Non svolgere attività lavorativa non è prova idonea a dimostrare che il rapporto si è risolto per volontà del datore di lavoro
A cura della redazione

La Corte di Cassazione, con la sentenza 9/07/2019 n.18402, ha ribadito il principio di diritto secondo cui il lavoratore che impugna il licenziamento sostenendo che è stato intimato oralmente, ha l’onere di provare che la risoluzione del rapporto di lavoro è ascrivibile alla volontà del datore di lavoro anche se manifestata con comportamenti concludenti.
Ma vediamo come sono andati i fatti. Un lavoratore, dopo essere stato licenziato oralmente, ha impugnato il recesso datoriale davanti al giudice del lavoro che però non ha accolto le doglianze del dipendente, cosa che invece ha fatto la Corte d’appello dichiarando l’inefficacia del licenziamento e condannando il datore di lavoro alla reintegra, oltre a corrispondere un’indennità commisurata all’ultima retribuzione globale di fatto dal giorno del licenziamento a quello dell’effettiva reintegrazione, compresi oneri accessori.
I giudici di merito hanno anche evidenziato che per il lavoratore è sufficiente dimostrare l’intervenuta cessazione del rapporto di lavoro mentre è onere del datore di lavoro dimostrare che il rapporto è venuto meno per ragioni diverse.
L’azienda ha proposto ricorso in Cassazione che ha ribadito un principio consolidato (Cass. n. 3822/2019, 13195/2019 e 31501/2018) secondo cui la mera cessazione nell’esecuzione delle prestazioni non è circostanza di per sé sola idonea a fornire la prova della risoluzione del rapporto di lavoro per volontà datoriale.

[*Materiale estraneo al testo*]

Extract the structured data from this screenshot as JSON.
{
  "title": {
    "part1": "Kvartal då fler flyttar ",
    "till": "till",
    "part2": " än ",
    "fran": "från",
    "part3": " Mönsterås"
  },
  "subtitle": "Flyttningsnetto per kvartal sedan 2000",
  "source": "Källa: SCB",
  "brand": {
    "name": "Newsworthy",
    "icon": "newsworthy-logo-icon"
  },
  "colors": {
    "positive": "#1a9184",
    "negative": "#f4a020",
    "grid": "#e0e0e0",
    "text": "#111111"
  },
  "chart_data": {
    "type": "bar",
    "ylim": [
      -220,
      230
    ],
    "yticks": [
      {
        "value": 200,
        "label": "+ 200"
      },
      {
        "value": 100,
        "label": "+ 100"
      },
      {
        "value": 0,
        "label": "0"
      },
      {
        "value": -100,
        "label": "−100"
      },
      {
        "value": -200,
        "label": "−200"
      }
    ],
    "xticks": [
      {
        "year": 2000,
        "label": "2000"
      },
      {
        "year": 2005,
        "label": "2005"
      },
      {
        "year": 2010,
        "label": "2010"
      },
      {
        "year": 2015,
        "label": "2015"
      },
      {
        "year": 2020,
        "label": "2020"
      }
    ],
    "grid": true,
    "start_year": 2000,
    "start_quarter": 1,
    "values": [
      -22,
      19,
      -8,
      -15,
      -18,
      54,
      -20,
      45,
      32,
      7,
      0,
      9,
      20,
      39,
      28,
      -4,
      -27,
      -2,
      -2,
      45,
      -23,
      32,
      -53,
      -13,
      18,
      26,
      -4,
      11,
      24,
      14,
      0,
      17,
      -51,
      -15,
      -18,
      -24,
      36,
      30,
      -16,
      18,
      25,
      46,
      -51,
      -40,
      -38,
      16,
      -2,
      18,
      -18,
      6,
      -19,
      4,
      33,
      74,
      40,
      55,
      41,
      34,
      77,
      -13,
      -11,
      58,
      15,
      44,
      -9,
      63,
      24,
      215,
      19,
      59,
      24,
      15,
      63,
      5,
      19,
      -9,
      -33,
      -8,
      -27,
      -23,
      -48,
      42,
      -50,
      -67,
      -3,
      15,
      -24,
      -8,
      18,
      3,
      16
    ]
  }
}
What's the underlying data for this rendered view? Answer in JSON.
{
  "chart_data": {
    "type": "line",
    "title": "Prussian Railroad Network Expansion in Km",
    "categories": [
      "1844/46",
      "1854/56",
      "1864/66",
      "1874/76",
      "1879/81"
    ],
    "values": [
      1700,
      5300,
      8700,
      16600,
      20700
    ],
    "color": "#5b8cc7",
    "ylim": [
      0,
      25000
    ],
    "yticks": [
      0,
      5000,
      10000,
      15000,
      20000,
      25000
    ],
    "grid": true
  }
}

Se il datore di lavoro sostiene che il rapporto di lavoro si è risolto per dimissioni del lavoratore, spetterà al giudice il compito di ricostruire i fatti con indagine rigorosa e solo nel caso perduri l’incertezza probatoria farà applicazione della regola residuale desumibile dall’art. 2697, c.1 c.c., rigettando la domanda del lavoratore che non ha provato il fatto costitutivo della sua pretesa.